1st paragraph is false, due to the rather extraordinary design process that Rust went through.
designers also go off on an ego-trip, introducing numerous gratuitous syntactic changes, overlooking important features in their predecessor language they didn't understand
The Rust community is quite large, including many skilled language designers. The Rust github repository has ~1200 contributers. With that pool of talent,
there are no features of C/C++ that the designers don't understand. With this kind of community, and a formal change review/feature addition process, there's not much danger of a single ego-tripping designer messing up the language.
adding features few people actually need
The project transitioned from a hobby project to an official Mozilla project in 2009. During the 6 years from 2009 to 2015 (when the Rust 1.0 design was stabilized and released), a lot of Rust code was written.

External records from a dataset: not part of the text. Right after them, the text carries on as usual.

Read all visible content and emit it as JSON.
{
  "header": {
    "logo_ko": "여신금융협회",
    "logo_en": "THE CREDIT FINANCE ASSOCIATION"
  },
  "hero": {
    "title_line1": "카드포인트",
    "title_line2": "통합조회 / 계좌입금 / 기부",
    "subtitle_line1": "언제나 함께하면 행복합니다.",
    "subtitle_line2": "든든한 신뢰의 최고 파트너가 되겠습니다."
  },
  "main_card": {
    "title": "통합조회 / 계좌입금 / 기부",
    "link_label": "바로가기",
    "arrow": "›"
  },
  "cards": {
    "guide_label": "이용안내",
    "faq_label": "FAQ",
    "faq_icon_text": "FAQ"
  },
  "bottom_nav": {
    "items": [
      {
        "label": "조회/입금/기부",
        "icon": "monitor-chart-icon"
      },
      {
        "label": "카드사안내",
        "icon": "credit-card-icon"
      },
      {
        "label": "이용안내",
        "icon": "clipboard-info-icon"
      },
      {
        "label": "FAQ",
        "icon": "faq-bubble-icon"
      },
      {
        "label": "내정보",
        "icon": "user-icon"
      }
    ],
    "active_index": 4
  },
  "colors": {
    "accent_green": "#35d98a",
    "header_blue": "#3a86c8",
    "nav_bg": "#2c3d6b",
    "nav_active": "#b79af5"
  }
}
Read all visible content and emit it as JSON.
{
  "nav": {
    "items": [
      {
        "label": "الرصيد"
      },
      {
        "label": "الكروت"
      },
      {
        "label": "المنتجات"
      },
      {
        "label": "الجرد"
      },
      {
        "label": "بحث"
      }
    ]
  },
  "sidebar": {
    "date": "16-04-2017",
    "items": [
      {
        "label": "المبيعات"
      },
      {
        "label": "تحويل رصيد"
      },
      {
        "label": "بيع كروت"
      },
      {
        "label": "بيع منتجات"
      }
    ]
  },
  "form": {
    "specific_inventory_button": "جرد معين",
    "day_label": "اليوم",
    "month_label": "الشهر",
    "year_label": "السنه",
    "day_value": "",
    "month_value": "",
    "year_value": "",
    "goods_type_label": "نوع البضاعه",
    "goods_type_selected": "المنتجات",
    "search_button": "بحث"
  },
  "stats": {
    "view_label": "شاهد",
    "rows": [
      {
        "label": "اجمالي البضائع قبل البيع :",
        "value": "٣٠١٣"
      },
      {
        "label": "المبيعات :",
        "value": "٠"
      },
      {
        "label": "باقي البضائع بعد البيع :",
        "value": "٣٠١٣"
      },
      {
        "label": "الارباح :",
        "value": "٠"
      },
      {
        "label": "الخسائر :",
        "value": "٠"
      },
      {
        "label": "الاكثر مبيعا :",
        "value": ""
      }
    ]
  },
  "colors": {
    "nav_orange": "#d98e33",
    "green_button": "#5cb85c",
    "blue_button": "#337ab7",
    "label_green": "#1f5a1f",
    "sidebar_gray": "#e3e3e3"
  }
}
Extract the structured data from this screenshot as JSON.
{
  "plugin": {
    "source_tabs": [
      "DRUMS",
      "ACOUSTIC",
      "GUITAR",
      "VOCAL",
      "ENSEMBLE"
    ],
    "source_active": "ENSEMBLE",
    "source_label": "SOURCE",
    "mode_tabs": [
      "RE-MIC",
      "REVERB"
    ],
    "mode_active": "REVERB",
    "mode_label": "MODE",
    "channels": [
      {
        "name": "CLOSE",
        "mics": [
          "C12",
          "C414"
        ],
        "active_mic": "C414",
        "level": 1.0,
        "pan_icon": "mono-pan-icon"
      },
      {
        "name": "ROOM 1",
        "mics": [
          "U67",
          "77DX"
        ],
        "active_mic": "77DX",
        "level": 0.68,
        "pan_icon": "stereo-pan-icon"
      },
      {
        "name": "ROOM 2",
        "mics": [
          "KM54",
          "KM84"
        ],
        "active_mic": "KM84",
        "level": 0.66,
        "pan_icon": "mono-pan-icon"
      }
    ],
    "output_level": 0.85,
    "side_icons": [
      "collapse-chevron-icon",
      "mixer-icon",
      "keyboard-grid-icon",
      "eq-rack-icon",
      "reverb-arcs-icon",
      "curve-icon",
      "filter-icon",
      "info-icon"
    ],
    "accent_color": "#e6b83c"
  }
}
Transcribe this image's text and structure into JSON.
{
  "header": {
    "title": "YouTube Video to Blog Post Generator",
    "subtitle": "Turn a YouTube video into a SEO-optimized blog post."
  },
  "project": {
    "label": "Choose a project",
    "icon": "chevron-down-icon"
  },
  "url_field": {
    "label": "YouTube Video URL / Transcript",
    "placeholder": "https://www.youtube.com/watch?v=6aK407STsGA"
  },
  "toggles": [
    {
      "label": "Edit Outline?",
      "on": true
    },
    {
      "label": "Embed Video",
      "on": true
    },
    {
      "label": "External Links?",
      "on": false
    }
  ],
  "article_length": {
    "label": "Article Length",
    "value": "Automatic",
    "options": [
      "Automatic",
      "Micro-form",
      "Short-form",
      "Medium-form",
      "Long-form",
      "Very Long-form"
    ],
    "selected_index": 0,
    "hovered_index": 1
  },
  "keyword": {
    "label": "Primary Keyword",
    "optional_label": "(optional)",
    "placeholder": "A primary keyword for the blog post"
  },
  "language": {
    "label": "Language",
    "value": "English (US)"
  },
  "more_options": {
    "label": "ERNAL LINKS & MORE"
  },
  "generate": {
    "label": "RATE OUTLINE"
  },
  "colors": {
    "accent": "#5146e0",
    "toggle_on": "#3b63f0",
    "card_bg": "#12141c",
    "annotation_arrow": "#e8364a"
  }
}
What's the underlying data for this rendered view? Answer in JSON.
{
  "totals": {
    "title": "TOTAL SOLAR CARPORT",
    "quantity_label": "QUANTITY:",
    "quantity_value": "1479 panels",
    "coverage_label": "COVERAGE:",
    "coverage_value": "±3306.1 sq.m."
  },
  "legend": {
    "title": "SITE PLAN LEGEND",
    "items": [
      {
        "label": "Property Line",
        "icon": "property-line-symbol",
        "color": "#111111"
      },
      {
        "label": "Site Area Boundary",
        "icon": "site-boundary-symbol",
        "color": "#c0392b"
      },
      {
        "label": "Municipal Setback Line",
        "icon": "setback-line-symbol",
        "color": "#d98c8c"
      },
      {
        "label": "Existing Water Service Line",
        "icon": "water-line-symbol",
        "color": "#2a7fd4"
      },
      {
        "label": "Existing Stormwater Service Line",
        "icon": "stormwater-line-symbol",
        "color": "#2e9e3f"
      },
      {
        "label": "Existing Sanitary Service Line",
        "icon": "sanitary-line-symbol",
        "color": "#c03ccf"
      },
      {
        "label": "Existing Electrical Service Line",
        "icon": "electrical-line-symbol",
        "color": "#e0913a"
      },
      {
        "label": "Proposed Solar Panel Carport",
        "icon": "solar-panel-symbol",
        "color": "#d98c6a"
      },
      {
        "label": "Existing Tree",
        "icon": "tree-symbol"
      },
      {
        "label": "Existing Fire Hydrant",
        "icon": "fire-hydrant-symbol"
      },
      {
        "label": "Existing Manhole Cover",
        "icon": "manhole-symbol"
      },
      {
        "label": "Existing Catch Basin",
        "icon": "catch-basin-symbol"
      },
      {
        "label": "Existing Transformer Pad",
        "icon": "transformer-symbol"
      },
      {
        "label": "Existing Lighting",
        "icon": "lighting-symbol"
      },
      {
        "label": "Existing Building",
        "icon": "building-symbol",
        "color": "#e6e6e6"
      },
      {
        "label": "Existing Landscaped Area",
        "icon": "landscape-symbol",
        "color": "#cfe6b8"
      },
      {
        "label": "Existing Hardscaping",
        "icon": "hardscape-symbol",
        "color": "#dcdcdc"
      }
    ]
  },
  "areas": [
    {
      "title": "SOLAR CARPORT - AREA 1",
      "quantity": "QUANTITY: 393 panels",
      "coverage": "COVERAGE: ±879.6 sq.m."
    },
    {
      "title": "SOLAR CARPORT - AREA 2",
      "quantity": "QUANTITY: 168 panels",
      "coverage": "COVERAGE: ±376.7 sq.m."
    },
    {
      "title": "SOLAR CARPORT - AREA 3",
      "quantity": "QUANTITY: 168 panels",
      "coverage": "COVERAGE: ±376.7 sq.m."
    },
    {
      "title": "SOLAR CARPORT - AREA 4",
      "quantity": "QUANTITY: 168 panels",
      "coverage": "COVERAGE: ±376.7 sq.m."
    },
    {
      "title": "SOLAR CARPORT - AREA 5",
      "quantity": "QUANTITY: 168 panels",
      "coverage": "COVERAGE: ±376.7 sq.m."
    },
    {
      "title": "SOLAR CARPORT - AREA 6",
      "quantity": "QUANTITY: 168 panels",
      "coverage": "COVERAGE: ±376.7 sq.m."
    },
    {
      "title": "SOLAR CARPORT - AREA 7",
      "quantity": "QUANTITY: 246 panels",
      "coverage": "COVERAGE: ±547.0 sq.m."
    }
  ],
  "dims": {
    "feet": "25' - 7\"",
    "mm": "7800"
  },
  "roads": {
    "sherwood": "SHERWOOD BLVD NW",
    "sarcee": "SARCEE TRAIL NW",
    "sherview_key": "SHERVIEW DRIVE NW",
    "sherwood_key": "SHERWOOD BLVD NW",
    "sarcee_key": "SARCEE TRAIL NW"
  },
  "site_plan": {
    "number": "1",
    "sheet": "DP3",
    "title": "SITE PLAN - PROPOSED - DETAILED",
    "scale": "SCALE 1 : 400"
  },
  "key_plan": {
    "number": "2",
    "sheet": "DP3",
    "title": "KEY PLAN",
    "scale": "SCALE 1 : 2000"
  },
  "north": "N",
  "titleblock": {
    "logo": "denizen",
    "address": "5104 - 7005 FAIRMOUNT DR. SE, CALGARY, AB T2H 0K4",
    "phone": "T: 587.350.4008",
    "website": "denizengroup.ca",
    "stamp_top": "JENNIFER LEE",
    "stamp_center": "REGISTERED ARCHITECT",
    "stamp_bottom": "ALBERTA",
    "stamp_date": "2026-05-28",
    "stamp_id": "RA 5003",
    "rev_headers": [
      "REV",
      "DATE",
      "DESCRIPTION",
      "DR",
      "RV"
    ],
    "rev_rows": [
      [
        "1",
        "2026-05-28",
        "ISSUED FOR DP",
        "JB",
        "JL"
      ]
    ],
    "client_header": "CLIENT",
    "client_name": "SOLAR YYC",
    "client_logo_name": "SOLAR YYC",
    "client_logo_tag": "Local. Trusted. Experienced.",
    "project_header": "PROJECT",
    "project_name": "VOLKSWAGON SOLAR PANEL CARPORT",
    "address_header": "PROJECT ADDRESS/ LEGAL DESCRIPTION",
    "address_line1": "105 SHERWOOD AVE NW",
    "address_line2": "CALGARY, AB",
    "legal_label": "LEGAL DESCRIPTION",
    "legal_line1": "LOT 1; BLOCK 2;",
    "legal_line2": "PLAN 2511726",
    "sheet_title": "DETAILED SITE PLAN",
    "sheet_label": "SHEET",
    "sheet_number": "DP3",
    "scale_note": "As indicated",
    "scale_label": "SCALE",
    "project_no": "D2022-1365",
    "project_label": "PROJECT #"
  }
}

Features that seemed like a good idea at the time, but which had little practical use, were removed before 1.0.
3rd paragraph is also incorrect. The main feature of Rust is guaranteed memory safety, without a garbage collector, enforced by compile time type checking rather than by introducing run-time overhead. This memory safety includes a guarantee that shared global data can't be corrupted by simultaneous writes from different threads, something that no other language offers. C++ doesn't offer this today, no other language does.
I agree that Rust will influence future languages, but I don't think it will have much effect on C. The C++ community is already looking at Rust and trying to figure out how to compete with what it offers.